Thursday, September 29, 2005

AN APOLOGY. RIGHT.

*the purpose of this entry is solely to address the 'visitor' who had kindly commented on the September 26, 2005 entry: BIMBO BITCHES.

first and foremost, i would like to thank you for commenting on the entry and certainly, i would like to apologize to you if i had offended you in any way. please don't get angry and allow me to explain alright?

a diligent girl with a possibly bright future was forced to commit suicide because she felt that it was the best way out of the mental torture she was subjected to by the schoolmates. how can I not be angry when I read the article?

i'd expressed my anger on the issue of bullying on my blog because i felt that it was necessary to somehow or rather spread the news. i know i do not have a blog as popular as what others might have. however, i'm sure that my blog do have some level of viewership.

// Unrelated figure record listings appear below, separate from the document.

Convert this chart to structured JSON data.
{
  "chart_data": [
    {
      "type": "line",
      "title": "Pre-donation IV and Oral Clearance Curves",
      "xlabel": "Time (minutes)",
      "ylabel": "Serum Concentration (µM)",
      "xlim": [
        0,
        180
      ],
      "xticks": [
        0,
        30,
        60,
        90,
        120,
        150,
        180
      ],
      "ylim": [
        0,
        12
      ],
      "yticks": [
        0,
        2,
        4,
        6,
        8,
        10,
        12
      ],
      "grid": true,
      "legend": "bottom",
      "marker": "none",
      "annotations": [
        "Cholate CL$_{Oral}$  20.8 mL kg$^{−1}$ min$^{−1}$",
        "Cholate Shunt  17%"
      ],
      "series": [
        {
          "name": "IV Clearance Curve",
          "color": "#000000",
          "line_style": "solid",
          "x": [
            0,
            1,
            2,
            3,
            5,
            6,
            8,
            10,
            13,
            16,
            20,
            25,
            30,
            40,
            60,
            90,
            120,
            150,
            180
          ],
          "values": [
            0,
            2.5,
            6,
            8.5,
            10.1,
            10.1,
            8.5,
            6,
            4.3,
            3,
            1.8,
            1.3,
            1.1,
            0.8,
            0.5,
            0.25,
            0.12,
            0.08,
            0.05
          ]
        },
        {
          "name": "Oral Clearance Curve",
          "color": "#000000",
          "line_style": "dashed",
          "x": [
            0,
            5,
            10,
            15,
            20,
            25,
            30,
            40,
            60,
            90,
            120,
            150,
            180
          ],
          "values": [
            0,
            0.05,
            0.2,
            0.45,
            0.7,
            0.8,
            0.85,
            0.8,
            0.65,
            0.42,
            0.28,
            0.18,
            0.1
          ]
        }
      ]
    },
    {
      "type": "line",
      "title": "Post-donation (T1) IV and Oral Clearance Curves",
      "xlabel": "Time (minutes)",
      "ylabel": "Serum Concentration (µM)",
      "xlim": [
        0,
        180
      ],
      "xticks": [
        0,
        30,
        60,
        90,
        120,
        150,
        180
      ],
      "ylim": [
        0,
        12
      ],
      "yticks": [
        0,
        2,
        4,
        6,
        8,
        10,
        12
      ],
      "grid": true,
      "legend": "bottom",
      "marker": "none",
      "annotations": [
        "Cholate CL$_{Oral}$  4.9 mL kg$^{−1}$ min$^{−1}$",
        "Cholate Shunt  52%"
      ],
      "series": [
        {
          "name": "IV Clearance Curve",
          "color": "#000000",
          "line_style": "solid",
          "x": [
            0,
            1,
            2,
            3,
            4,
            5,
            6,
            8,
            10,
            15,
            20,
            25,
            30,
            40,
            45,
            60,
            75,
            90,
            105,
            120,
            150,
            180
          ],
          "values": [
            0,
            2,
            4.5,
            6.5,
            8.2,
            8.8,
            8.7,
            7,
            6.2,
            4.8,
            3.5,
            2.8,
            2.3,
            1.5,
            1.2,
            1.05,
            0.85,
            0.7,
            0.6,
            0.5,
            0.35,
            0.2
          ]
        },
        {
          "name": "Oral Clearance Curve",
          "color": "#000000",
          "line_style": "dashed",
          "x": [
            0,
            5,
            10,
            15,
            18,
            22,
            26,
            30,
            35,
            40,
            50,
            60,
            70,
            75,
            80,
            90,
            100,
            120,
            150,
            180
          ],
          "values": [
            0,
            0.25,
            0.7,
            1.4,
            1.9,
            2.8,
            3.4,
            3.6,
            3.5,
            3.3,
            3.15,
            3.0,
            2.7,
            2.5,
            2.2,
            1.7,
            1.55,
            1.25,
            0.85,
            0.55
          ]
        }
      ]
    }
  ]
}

i feel that the people who are reading my blog are most probably matured enough to defend themselves when they are actually being bullied! for a matter of fact, i feel that it is NOT very easy for younger readers to decipher what i'm trying to say in the previous entry because of the usage of extremely callous and bombastic vocabularies. apparently, you having such amazing command in english that you are able to identify the fact that i am using strong words to accentuate how much i feel about the issue

and apparently, you're still alive and kicking.

according to what you had mentioned in the comments. you said that you were from one of the schools that i'd previously attended. so am i right to say that you are very close to my age?

if that is so, brother, you old enough to take care of yourself liao la. you've emerged victorious in your battle with the bullies in your early days! you are THE man can! move on and stop wallowing in self-pity alright? you WERE a victim.

now, you are free and independent.

i believe that when i'd been a bystander conforming to the rest of the students' mentality towards your behavior, i must have been a very childish and unsecured boy. i might have been aware that if i didn't conform, i would have either become a victim myself or lose my 'friends'. for this, i apologize to you sincerely. i was weak.

however, at the age of nineteen, i no longer care if i will lose my 'friends' if i stood up for someone else who is bullied by them. why? it's simply because my friends are all matured enough to understand my actions and i do believe that their guilt will engulf their bodies like flames and devour their souls like devil. or it may be simply because we've stopped playing the 'i don't friend you' game since a very very long time ago. (:

i am not a saint and i never did mention once about myself being a saint. all i did was to express how i felt when i read about a girl being driven to death. i find it very ridiculous because such things could have been avoided if the teachers were aware or the parents had done something about it. something could have been done to prevent her death!

all in all, this is just my perspective and the whole world can disagree. i don't mind about that because i am not perfect. sigh.